All of which makes Adams’ rewriting of Kirk’s memories even more cruel. By ramping up the captain’s feelings for Dr Noel, Adams is plunging him into the exact situation he’s forced himself to stay out of all this time. Worse, Adams compels Kirk to fall in love with someone whose professional knowledge and ethics require that she refuse his advances, precisely because of where and how they originated. This nicely torments Helen at the same time, of course, assuming she’s still into Kirk (and the memory-alteration experiment Adams overhears her performing most certainly suggests that she is). In addition, by supercharging Kirk’s romantic feelings for Dr Noel whilst simultaneously shutting down any way for them to be fulfilled, Adams is also injecting nitro into Kirk’s sense of loneliness and isolation. [1]

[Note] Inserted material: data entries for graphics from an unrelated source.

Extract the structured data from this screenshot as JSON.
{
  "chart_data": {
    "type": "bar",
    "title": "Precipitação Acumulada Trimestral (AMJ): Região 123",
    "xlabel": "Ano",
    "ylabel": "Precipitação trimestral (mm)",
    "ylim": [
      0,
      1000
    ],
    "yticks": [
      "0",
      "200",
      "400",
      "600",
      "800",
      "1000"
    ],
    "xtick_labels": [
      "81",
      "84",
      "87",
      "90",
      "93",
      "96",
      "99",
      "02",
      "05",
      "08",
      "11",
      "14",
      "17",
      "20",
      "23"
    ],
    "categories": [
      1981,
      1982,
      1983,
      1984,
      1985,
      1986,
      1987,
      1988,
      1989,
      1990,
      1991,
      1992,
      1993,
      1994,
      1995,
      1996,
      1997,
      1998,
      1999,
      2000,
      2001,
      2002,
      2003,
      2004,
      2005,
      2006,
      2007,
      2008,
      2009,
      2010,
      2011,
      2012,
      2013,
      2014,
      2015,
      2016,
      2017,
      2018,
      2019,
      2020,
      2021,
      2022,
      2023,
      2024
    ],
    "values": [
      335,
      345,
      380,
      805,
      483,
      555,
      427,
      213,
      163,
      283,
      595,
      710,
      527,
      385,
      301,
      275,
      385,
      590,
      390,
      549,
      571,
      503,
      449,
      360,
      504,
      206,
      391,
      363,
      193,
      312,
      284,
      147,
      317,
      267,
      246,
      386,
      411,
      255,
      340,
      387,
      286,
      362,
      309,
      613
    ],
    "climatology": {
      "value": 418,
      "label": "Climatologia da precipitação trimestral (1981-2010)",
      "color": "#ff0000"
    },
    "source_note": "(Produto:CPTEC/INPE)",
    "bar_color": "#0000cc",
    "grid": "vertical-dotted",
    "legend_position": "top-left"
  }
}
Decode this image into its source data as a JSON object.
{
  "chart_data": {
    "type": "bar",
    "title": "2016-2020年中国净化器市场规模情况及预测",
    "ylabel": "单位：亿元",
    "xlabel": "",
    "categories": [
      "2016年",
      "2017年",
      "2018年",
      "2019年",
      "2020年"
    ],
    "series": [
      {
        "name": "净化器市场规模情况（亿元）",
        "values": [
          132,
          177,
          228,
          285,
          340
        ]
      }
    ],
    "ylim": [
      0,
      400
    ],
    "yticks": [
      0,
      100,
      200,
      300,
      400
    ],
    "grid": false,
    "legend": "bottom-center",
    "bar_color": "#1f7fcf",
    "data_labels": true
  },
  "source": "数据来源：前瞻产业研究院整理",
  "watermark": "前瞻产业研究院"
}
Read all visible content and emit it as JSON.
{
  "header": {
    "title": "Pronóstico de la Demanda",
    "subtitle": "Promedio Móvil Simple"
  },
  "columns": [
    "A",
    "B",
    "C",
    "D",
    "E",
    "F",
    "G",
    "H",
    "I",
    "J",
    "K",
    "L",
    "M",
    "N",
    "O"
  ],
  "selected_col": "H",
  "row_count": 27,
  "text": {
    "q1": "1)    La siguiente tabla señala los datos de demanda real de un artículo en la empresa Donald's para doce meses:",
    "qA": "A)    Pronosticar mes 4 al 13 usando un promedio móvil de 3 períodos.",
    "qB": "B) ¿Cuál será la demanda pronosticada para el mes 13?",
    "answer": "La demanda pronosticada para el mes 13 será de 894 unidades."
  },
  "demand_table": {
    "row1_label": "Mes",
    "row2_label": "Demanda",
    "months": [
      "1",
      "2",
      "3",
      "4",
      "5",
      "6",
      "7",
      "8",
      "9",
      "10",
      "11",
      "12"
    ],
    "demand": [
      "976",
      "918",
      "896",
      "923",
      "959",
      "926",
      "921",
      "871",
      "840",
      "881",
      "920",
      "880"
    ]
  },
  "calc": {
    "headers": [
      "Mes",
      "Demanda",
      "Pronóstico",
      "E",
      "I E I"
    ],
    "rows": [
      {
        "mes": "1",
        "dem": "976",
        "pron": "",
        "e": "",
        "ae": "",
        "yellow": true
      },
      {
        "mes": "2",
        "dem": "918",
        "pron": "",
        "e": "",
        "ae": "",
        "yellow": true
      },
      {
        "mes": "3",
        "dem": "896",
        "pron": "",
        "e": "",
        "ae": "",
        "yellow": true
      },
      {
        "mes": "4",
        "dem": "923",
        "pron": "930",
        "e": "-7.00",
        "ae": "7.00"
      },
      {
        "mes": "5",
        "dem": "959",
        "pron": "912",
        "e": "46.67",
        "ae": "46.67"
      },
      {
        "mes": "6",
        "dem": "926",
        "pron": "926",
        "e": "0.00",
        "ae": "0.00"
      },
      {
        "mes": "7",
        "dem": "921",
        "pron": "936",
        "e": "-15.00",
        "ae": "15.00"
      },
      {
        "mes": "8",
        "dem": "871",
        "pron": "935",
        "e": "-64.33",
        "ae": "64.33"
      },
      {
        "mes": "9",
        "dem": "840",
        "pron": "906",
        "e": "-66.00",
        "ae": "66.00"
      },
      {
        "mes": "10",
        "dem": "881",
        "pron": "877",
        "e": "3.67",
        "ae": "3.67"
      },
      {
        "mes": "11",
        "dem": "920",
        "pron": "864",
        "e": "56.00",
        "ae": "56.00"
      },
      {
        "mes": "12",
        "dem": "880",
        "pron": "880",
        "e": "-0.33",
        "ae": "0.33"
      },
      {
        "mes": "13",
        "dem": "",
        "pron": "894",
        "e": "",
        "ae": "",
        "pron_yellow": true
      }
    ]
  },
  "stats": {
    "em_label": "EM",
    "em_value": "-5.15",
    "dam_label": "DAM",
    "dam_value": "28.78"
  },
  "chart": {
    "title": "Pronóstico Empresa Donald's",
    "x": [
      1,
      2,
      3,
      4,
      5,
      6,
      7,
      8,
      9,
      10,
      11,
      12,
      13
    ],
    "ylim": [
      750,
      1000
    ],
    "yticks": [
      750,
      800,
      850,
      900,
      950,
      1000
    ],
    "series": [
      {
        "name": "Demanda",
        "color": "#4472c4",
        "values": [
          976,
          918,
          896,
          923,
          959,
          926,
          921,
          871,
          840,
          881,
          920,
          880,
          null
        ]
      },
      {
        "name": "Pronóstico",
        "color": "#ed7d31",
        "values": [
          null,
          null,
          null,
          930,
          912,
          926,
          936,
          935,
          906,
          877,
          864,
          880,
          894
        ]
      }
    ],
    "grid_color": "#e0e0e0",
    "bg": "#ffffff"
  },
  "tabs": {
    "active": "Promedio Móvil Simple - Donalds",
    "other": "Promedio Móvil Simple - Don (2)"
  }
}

That’s why Kirk has so little problem believing the machine can kill someone with loneliness. That’s something which has been threatening to do him in for months. All Adams’ interference really amounts to is a redirection of the feelings that are already hollowing Kirk out.


All of which is melancholy enough, but what really gets me here is that there’s no suggestion Kirk actually had the emotions Adams forced into his head removed. Indeed, his final words in the episode and the weight Shatner hangs upon them very much suggests the opposite. Our captain still remembers being helplessly in love with Dr Noel.


Obviously, this sucks for Kirk in the extreme. How could anyone process being trapped with fierce unrequited feelings they can’t act on, and haven’t had time to acclimatise to? You can read this as simple acceleration, actually; a concentrated dose of the poison that was always going to seep into Kirk’s bloodstream eventually – sitting in the captain’s chair alone and frustrated and longing for what he can’t have, and with no-one around him that can help.


As Trek episodes go, you would struggle to find a more painful gut-punch ending. That said, there is something rather lovely in a TV show reminding us that the things we remember don’t have to have been real in order for them to have meaning. Fifty-one posts into a series revealing how unreliable my childhood memories of Trek are, I could hardly take the contrary position. I’d also point out that as someone with chronic depression, I am heartened by even an implicit message that a feeling doesn’t have to be in some narrow sense “real” for it to be close to unbearable.


In conclusion, this is an episode that explores sadness without ultimately dismissing it, which is a rare and valuable stance. It may not lend itself to a pat conclusion, but in an episode that references multiple classical texts that don’t end well for the protagonists, perhaps staging this as a tragedy was the only way to go.


Not for the first time, either. There are clear similarities between Adams’ treatment of Kirk and Noel here, and how Korby abuses Andrea’s programming in “What Are Little Girls Made Of?”. Indeed, the cruelty of external circumstances forcing you to not be able to forge connections is a repeated refrain in the show, with Spock simply being the most obvious example.

Maybe this show was always a tragedy. Maybe anything else is simply our memory playing tricks.